In 2009, the People's Republic of China was navigating the global financial crisis with a currency, the Renminbi (RMB), that was still tightly managed. Following a landmark revaluation in 2005, the RMB had been allowed to appreciate gradually against the US dollar. However, in July 2008, as the crisis intensified, China effectively re-pegged the RMB to the dollar at approximately 6.83 RMB/USD to ensure stability for its crucial export sector. This policy remained firmly in place throughout 2009, making the RMB a source of international debate, particularly with the United States and Europe, who argued it was kept artificially undervalued to maintain a trade advantage.
Domestically, the currency policy was a key pillar of China's aggressive stimulus response to the crisis. By stabilizing the exchange rate, the government provided certainty for exporters, who were facing collapsing external demand, and helped to control the cost of imports. This stability was deemed essential for the broader macroeconomic goals of the massive 4-trillion-yuan stimulus package, which aimed to spur domestic investment and consumption to offset the global downturn. The People's Bank of China (PBOC) maintained this peg through heavy intervention in the foreign exchange markets, accumulating vast foreign exchange reserves, which grew to over $2.4 trillion by year's end.

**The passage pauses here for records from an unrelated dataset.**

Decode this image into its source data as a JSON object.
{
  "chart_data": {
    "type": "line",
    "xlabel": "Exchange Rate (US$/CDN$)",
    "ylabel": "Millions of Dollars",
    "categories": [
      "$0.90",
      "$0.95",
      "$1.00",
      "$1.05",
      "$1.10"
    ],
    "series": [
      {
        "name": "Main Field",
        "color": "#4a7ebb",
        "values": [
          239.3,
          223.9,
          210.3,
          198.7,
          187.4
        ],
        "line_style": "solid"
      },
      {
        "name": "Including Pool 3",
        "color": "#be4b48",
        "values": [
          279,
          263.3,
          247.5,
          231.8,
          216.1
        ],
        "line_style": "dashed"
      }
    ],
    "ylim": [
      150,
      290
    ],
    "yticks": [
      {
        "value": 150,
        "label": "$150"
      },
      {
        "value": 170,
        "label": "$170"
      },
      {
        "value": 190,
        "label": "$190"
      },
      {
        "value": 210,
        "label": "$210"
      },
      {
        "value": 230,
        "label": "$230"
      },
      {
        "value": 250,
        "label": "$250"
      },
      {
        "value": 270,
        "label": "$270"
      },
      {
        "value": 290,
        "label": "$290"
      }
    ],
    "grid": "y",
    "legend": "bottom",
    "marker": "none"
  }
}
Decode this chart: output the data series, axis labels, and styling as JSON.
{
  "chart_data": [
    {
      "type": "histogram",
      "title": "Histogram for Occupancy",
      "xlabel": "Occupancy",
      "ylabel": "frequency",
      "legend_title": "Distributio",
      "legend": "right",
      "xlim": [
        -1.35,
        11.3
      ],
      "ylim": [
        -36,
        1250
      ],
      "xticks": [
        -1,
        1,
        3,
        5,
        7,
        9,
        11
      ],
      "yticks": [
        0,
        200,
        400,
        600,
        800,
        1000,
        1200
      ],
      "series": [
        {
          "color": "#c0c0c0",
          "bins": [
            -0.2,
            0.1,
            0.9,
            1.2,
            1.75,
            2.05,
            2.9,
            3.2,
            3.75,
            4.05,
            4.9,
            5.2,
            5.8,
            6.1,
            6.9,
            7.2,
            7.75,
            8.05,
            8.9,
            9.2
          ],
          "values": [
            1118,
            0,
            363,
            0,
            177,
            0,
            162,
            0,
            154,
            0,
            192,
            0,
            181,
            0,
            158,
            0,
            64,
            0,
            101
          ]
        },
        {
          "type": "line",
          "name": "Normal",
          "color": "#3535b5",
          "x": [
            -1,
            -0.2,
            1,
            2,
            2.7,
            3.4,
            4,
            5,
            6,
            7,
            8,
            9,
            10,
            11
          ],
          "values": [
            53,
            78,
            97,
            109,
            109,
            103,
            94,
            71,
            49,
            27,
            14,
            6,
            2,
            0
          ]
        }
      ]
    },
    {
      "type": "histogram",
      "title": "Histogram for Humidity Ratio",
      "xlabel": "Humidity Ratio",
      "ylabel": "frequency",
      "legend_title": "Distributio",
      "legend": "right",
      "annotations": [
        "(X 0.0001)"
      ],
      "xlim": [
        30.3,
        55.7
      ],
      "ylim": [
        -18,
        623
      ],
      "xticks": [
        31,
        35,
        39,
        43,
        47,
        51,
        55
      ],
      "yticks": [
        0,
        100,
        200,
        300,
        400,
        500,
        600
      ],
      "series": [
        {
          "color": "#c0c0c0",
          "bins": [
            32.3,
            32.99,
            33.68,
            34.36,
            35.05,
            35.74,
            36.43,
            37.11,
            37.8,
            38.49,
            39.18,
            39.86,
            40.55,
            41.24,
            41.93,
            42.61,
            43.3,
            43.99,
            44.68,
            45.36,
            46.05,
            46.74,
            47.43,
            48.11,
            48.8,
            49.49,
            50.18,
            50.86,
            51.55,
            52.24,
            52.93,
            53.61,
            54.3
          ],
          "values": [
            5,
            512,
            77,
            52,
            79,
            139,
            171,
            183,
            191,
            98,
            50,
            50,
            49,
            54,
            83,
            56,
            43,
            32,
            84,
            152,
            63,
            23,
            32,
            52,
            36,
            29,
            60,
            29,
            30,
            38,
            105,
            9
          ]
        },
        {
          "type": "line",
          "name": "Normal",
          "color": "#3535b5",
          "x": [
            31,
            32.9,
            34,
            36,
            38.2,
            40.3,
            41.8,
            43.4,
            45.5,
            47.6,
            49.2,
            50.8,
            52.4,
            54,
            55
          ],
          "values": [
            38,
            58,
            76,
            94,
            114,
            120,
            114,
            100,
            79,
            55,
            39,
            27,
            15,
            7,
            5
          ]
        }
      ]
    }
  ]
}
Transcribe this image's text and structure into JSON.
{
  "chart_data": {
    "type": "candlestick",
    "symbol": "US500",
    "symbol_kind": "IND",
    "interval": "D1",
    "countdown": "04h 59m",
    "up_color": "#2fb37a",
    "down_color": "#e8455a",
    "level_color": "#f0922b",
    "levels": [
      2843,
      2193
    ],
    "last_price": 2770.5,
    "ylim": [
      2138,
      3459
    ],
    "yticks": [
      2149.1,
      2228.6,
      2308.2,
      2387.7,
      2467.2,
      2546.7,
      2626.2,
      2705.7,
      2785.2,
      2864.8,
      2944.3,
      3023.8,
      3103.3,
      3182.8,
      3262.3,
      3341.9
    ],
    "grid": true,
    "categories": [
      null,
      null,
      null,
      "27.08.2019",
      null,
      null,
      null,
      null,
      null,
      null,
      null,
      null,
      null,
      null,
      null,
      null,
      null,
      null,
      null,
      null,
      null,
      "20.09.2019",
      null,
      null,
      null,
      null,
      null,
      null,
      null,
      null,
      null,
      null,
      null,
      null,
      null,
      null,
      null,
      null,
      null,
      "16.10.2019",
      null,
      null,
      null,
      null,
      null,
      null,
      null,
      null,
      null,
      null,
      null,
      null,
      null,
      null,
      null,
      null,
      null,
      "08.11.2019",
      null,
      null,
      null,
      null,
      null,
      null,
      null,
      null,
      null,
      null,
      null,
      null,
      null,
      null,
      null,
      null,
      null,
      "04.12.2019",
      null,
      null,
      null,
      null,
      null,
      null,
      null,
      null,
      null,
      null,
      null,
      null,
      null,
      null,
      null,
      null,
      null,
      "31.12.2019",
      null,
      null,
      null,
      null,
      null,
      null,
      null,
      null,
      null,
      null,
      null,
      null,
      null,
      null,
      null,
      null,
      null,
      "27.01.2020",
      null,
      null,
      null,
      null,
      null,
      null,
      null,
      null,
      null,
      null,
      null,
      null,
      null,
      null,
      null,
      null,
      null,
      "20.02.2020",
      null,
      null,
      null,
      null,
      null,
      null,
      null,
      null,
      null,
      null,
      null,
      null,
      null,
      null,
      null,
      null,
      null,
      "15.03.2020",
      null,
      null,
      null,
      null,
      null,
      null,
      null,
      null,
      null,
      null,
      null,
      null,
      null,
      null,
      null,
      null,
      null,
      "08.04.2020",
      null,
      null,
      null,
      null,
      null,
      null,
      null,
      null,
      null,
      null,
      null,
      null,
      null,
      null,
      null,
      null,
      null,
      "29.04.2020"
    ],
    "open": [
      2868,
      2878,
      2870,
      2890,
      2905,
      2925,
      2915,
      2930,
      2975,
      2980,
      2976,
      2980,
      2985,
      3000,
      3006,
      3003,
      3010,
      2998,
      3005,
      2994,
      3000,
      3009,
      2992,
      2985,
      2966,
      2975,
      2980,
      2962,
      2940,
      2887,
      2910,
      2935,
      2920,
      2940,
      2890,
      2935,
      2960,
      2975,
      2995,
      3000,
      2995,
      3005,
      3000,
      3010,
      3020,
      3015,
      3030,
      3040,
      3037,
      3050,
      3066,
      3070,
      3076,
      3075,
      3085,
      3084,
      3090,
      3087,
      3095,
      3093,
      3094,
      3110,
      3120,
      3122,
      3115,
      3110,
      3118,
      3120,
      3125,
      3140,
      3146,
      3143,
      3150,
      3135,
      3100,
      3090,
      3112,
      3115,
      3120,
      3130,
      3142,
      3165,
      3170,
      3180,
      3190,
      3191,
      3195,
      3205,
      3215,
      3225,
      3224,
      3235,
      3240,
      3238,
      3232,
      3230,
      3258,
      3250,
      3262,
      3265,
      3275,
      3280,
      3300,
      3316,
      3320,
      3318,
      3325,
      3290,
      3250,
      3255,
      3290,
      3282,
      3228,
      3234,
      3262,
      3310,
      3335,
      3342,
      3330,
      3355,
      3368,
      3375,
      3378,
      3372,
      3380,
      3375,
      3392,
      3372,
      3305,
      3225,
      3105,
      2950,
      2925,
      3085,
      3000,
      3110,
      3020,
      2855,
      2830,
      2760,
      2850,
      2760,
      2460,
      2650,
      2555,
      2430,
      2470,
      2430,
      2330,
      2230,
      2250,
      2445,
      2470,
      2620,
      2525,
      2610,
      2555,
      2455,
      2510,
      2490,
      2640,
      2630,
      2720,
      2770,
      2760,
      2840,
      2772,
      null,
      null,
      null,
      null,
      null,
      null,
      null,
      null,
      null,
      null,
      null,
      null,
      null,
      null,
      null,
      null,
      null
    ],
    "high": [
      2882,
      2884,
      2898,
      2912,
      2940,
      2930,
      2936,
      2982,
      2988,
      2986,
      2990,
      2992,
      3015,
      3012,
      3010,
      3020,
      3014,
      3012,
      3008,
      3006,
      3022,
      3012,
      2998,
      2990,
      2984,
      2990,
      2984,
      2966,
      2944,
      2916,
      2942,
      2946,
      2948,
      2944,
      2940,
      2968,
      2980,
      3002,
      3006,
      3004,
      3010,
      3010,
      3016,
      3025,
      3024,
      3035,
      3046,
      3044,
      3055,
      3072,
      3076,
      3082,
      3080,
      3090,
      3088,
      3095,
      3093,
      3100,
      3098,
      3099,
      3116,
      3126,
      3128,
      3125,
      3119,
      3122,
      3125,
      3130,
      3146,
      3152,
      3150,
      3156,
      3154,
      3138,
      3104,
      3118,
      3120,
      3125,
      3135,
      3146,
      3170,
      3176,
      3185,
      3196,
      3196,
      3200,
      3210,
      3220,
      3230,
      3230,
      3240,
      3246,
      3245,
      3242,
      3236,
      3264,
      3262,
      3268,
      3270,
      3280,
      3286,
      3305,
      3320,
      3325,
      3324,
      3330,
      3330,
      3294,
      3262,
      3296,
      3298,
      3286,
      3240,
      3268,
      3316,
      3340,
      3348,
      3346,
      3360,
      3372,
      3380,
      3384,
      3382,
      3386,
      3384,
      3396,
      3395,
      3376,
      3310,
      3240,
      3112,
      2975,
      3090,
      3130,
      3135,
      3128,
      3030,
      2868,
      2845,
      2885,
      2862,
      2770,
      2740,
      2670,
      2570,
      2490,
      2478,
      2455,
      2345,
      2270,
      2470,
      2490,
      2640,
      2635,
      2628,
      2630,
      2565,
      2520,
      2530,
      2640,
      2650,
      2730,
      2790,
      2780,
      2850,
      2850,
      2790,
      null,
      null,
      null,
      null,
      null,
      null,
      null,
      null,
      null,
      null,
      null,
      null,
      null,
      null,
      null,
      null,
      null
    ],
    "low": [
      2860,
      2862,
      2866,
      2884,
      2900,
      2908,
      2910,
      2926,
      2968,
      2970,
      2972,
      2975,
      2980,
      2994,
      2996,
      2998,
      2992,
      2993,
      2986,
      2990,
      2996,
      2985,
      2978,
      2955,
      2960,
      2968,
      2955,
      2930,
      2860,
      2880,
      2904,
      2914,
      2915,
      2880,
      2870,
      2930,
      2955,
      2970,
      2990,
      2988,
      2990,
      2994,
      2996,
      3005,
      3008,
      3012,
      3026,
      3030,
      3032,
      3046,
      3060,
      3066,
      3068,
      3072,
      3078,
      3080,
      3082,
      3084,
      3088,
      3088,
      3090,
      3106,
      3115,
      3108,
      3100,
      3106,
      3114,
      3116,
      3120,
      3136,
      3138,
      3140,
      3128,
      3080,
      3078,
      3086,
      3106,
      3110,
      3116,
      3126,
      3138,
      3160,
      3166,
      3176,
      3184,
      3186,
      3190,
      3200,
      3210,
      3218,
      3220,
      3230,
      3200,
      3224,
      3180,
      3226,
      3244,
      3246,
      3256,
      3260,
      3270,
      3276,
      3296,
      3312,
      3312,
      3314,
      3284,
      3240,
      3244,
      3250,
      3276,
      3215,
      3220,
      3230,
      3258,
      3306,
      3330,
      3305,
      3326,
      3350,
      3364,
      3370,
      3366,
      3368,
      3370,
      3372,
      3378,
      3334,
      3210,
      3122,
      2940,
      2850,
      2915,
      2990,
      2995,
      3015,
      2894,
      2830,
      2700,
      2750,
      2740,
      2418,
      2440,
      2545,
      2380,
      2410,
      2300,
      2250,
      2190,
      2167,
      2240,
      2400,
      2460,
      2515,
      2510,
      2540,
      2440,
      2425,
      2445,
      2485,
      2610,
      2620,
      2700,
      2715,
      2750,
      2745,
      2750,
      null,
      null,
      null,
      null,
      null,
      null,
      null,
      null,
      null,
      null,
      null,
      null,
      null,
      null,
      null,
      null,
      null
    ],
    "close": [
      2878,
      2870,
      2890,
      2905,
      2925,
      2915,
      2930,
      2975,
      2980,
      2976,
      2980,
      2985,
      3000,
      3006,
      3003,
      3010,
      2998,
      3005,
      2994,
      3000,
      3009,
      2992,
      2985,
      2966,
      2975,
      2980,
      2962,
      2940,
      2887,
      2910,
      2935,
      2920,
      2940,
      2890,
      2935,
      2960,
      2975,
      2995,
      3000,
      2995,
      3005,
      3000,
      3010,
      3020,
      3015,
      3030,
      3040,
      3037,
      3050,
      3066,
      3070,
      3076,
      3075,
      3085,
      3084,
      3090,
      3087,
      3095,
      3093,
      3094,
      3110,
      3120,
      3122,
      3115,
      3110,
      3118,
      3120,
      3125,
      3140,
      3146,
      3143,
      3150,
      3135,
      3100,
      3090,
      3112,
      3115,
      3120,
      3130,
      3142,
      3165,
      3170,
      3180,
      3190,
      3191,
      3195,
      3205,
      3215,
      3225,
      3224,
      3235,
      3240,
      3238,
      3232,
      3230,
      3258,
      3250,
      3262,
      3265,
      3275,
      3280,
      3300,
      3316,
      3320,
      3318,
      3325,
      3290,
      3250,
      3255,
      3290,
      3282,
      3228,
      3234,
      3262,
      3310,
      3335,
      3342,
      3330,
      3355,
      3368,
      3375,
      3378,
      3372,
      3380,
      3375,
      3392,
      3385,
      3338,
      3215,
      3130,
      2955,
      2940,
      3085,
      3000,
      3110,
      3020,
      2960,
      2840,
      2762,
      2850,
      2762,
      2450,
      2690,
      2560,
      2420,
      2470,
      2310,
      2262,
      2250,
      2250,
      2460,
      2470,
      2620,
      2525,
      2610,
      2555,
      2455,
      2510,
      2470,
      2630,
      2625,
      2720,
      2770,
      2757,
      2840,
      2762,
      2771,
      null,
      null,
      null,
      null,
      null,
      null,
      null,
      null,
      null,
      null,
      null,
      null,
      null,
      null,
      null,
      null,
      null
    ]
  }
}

Looking forward, 2009 was a year of deliberate pause in currency reform. While international pressure for appreciation mounted, Chinese authorities prioritized economic recovery and social stability above external calls for a stronger, more flexible RMB. However, the year set the stage for a pivotal shift; by late 2009, with its economy recovering robustly, China began signaling a return to a more flexible exchange rate regime. This culminated in June 2010, when the PBOC announced it would once again allow the RMB to appreciate, marking the end of the crisis-era peg and a cautious resumption of the long-term internationalization strategy for its currency.